From the fires of Metallica and Alice In Chains
came a wave of nu metal and neo-grunge bands in the late '90s
like Tool, Korn, Mudvayne, Disturbed
and many more, including Springfield, Massachusetts rock quartet
Staind whose tutoring from Fred Durst of Limp
Bizkit on their second album Dysfunction shot them
into mainstream radio.
The band's newly released Greatest Hits LP encapsulates
their hits from 1996-2006. In retrospect, they had a significant
number of songs that broke into the Top 40 charts, and yet they
never let that water down their battle cry to awaken human consciousness,
nor did it dilute the thrust in their power chords and hard edged
vocals. It's like they were aware of their surroundings and in
touch with them, but guarded themselves from their corruption.
Meaning, they made commercial radio expand to fit their frame,
rather than making songs that fit into commercial radio's format.
Their Greatest Hits disc tunes up with a hand full of
numbers fueled by crunching guitars, robust bass lines, and seething
vocals like "Come Again," "For You," and the
churning dark-toned and low keyed chords of "Falling."
As starkly tempestuous as Staind's arrangements are, the lyrics
resonate deeply in people's psyche like in "Falling"
with a chorus that propounds: "Falling down is easy/ It's
getting back up that becomes the problem." Staind's lyrics
are filled with life's lessons. They have a universal sentiment
while packed with heavy weights in their spoors.
Band mates Aaron Lewis on lead vocals and acoustic guitar,
Mike Mushok on guitar, Johnny April on bass, and
Jon Wysocki on drums, graft sonic textures as softly torched
as Stone Sour and bombasts with the pressure of Rob
Zombie. The strong bass lines on "Mudshovel" are
offset by the candlelit acoustic guitar tapers and meditative
vocals on "Outside" and "It's Been A While."
The lightweight percussion beats on "Epiphany" are coated
with dusky vocals hovering over fluttering guitar series, fluid
string arrangements, an unyielding bass thump, and marching band
drum strikes.
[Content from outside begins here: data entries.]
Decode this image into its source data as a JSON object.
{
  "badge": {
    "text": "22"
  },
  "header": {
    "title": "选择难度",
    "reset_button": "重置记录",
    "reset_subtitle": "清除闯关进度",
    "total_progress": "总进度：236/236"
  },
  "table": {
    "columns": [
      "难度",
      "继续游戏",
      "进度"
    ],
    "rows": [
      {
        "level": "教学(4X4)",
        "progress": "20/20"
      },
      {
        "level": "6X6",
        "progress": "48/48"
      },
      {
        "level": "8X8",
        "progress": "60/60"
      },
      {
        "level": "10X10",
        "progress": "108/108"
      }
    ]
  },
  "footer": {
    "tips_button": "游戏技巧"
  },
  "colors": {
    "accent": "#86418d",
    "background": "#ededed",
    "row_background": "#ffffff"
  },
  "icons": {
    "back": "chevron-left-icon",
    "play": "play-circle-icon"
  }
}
The power chords are balanced by a cherubic violin
set on "So Far Away" drilled into the lyrics: "I
feel like I can face the day/ I am not ashamed of the person that
I am today."
The rumbling bass pulls and crashing drum cymbals on "Price
To Play" are studded with accelerating guitar swells and
a clinching vocal melody, whereas the gentle gracefulness of the
acoustic guitar motions on "Zoe Jane" have a rocking
chair tempo even while merging into the heavily caped rhythm section
and power chords. Lewis wrote this song to his daughter. Its combination
of acoustic tools and power chord styling is also adhered to on
tracks like "Right Here" and the last four selections
which were taped live - "Everything Changes," "Nutshell,"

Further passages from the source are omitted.